Almost everyone has had an embarrassing moment and felt a blush appear on his or her face.
With Valentine's Day in mind, we're discussing that familiar feeling of turning red and learning about it from a medical perspective.
CE: What makes us blush?
AA: If you become embarrassed, your body may trigger a fight-or-flight response by releasing epinephrine (also known as adrenaline) into your blood stream. Adrenaline causes your blood vessels to enlarge or dilate to improve blood flow, and this can result in blushing.

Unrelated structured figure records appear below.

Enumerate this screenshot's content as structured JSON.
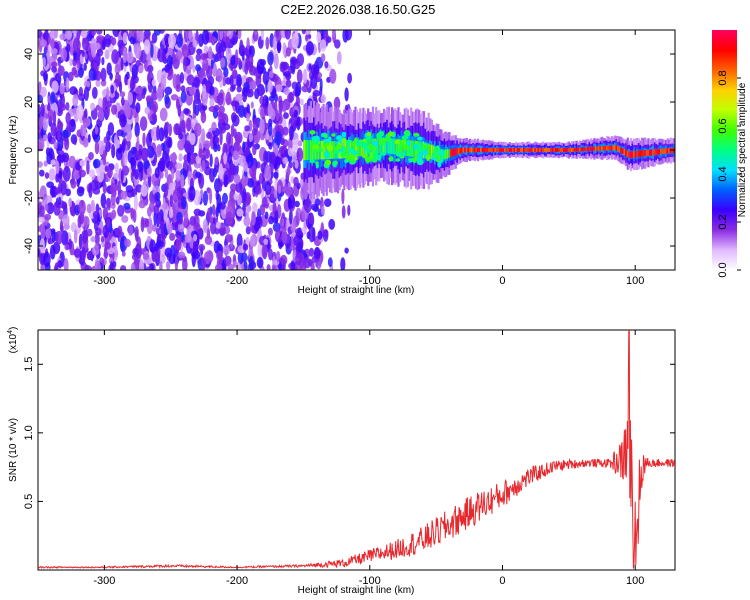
{
  "figure": {
    "title": "C2E2.2026.038.16.50.G25"
  },
  "chart_data": [
    {
      "type": "heatmap",
      "xlabel": "Height of straight line (km)",
      "ylabel": "Frequency (Hz)",
      "xlim": [
        -350,
        130
      ],
      "ylim": [
        -50,
        50
      ],
      "xticks": [
        -300,
        -200,
        -100,
        0,
        100
      ],
      "yticks": [
        -40,
        -20,
        0,
        20,
        40
      ],
      "colorbar": {
        "label": "Normalized spectral amplitude",
        "range": [
          0,
          1
        ],
        "ticks": [
          "0.0",
          "0.2",
          "0.4",
          "0.6",
          "0.8"
        ],
        "colors": [
          "#ffffff",
          "#e0b8ff",
          "#8a2be2",
          "#3a00ff",
          "#0060ff",
          "#00e0ff",
          "#00ff80",
          "#40ff00",
          "#c0ff00",
          "#ffd000",
          "#ff6000",
          "#ff0000",
          "#ff0060"
        ]
      },
      "noise_region_x": [
        -350,
        -135
      ],
      "signal_band": [
        {
          "x": -150,
          "center": 0,
          "halfwidth": 12
        },
        {
          "x": -120,
          "center": 0,
          "halfwidth": 10
        },
        {
          "x": -90,
          "center": 2,
          "halfwidth": 9
        },
        {
          "x": -60,
          "center": 0,
          "halfwidth": 10
        },
        {
          "x": -45,
          "center": -2,
          "halfwidth": 6
        },
        {
          "x": -30,
          "center": 0,
          "halfwidth": 3
        },
        {
          "x": 0,
          "center": 0,
          "halfwidth": 2
        },
        {
          "x": 50,
          "center": 0,
          "halfwidth": 2
        },
        {
          "x": 85,
          "center": 1,
          "halfwidth": 3
        },
        {
          "x": 95,
          "center": -2,
          "halfwidth": 4
        },
        {
          "x": 130,
          "center": 0,
          "halfwidth": 3
        }
      ]
    },
    {
      "type": "line",
      "xlabel": "Height of straight line (km)",
      "ylabel": "SNR (10 * v/v)",
      "yscale_label": "(x10",
      "yscale_exp": "4",
      "xlim": [
        -350,
        130
      ],
      "ylim": [
        0,
        1.75
      ],
      "xticks": [
        -300,
        -200,
        -100,
        0,
        100
      ],
      "yticks": [
        "0.5",
        "1.0",
        "1.5"
      ],
      "color": "#e8282d",
      "series": [
        {
          "x": [
            -350,
            -300,
            -250,
            -200,
            -150,
            -120,
            -100,
            -80,
            -60,
            -40,
            -20,
            0,
            20,
            40,
            60,
            80,
            90,
            95,
            100,
            105,
            110,
            130
          ],
          "y": [
            0.02,
            0.02,
            0.03,
            0.02,
            0.03,
            0.05,
            0.1,
            0.15,
            0.22,
            0.33,
            0.45,
            0.55,
            0.68,
            0.76,
            0.78,
            0.78,
            0.8,
            0.9,
            0.2,
            0.75,
            0.78,
            0.78
          ],
          "noise": [
            0.005,
            0.005,
            0.01,
            0.005,
            0.01,
            0.03,
            0.05,
            0.07,
            0.1,
            0.12,
            0.12,
            0.1,
            0.07,
            0.04,
            0.03,
            0.03,
            0.15,
            0.4,
            0.5,
            0.15,
            0.03,
            0.03
          ]
        }
      ]
    }
  ]
}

CE: Can medications or medical conditions cause a similar reaction?
AA: Some medications like niacin, which is used to treat high cholesterol, as well as certain medications used to treat attention deficit hyperactivity disorder, can have a side effect of flushing. Medical conditions such as hyperthyroidism and carcinoid syndrome can also cause symptoms of flushing. For some people, alcohol triggers significant flushing.
CE: Why do some people turn red more easily than others?
AA: One theory is that some people may just have more blood vessels in their face than others. For individuals that do blush more easily, however, it can be a self-perpetuating cycle. They feel themselves start to blush and then become embarrassed that they're blushing which then makes the blushing worse. When this is severe enough, it can trigger a medical condition called erythrophobia, which is a fear of blushing.
CE: Is there anything we can do to decrease blushing?
AA: You can try conservative measures like trying to relax and decrease stress as much as possible. Deep breathing techniques can be helpful. Drinking a cold beverage can help cool your body down and reduce redness. Using cold compresses can also help blood vessels to constrict and decrease the redness.
CE: What if these measures aren't enough?
AA: There are medications called beta-blockers that can help some individuals. They slow down your heart rate and help block the adrenaline release that can trigger blushing. There are also lasers that can be used to decrease the number of extra blood vessels in the face.